Pompöse Tempel, glänzende Paläste und goldene Pagoden sind die Highlights einer Myanmar Reise. Auf Naturliebhaber warten paradiesische Strände und Bergwelten.

Auf dieser Seite werden Sie Ideen für Ihre Reise nach Myanmar finden. Es werden alle Reisen und Rundfahrten vorgeschlagen, die Sie bei Ihren Reisevorbereitungen inspirieren, eine einzigartige Erfahrung, die ganz auf Sie zugeschnitten ist … In Birma, das man auch Myanmar nennt, werden Sie von dem Überfluss an Tempeln verblüfft sein. Sie werden häufig Architekturschätzen begegnen, die mehr als 2.000 Jahre alt und von Gold bedeckt sind … Sie werden sich dort vom Gesang der Mönche wiegen lassen, es sei denn, Sie werden von einer innbrünstigen Feiertagsstimmung überkommen.

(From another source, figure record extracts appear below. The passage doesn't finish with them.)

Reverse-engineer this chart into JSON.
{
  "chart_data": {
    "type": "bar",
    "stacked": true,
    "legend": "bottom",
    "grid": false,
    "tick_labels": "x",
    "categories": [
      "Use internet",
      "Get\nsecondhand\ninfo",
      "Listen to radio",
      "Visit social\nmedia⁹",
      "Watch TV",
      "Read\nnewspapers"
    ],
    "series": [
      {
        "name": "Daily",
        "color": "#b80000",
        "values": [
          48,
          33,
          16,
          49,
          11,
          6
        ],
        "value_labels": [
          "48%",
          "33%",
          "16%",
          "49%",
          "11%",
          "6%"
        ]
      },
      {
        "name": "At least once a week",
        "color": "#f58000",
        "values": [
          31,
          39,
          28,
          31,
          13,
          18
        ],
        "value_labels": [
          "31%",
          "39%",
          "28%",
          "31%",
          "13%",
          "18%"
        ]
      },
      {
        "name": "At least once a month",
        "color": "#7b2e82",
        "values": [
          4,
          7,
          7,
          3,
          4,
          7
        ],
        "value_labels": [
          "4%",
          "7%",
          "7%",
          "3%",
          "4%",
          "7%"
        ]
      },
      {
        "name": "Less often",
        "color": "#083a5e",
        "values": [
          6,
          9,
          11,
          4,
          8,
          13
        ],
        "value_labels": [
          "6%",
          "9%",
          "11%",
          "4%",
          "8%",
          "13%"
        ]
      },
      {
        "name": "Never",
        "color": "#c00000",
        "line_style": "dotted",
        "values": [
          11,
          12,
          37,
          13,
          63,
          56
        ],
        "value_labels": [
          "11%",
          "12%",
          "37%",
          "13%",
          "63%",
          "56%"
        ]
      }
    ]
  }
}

Bei dieser Gelegenheit versäumen Sie nicht Mandalay: Mit seinen 150 Klöstern und 70.000 Mönchen wird diese „goldene Stadt“ Sie nicht unberührt lassen. In der Ebene von Bagan werden Sie von der surrealistischen Atmosphäre erstaunt sein, die sich in diesem Ort verbreitet. Das ist nicht übertrieben formuliert, um die unglaubliche Fülle an Tempeln, wundervollen religiösen Bauwerken, die manchmal nur einige Meter voneinander entfernt stehen, auszudrücken. Eine außergewöhnliche Welt mit wechselnden Farben, die mit dem Fahrrad oder einer Kutsche zu entdecken ist. Die Ebene von Bagan ist eines der Aushängeschilder des Weltkulturerbes der Menschheit, das es allein schon wert wäre, zu besuchen. Myanmar ist ein kultureller Schmelztiegel bestehend aus 130 verschiedenen Ethnien, die es bei einer Trekkingtour beispielsweise zu entdecken gilt. Diese wird es Ihnen auch erlauben, in die einzigartigen Landschaften einzutauchen … Myanmar bedeutet auch, andere Wunderwerke zu besichtigen: Zögern Sie nicht, sich von den unten aufgeführten Reiseideen inspirieren zu lassen.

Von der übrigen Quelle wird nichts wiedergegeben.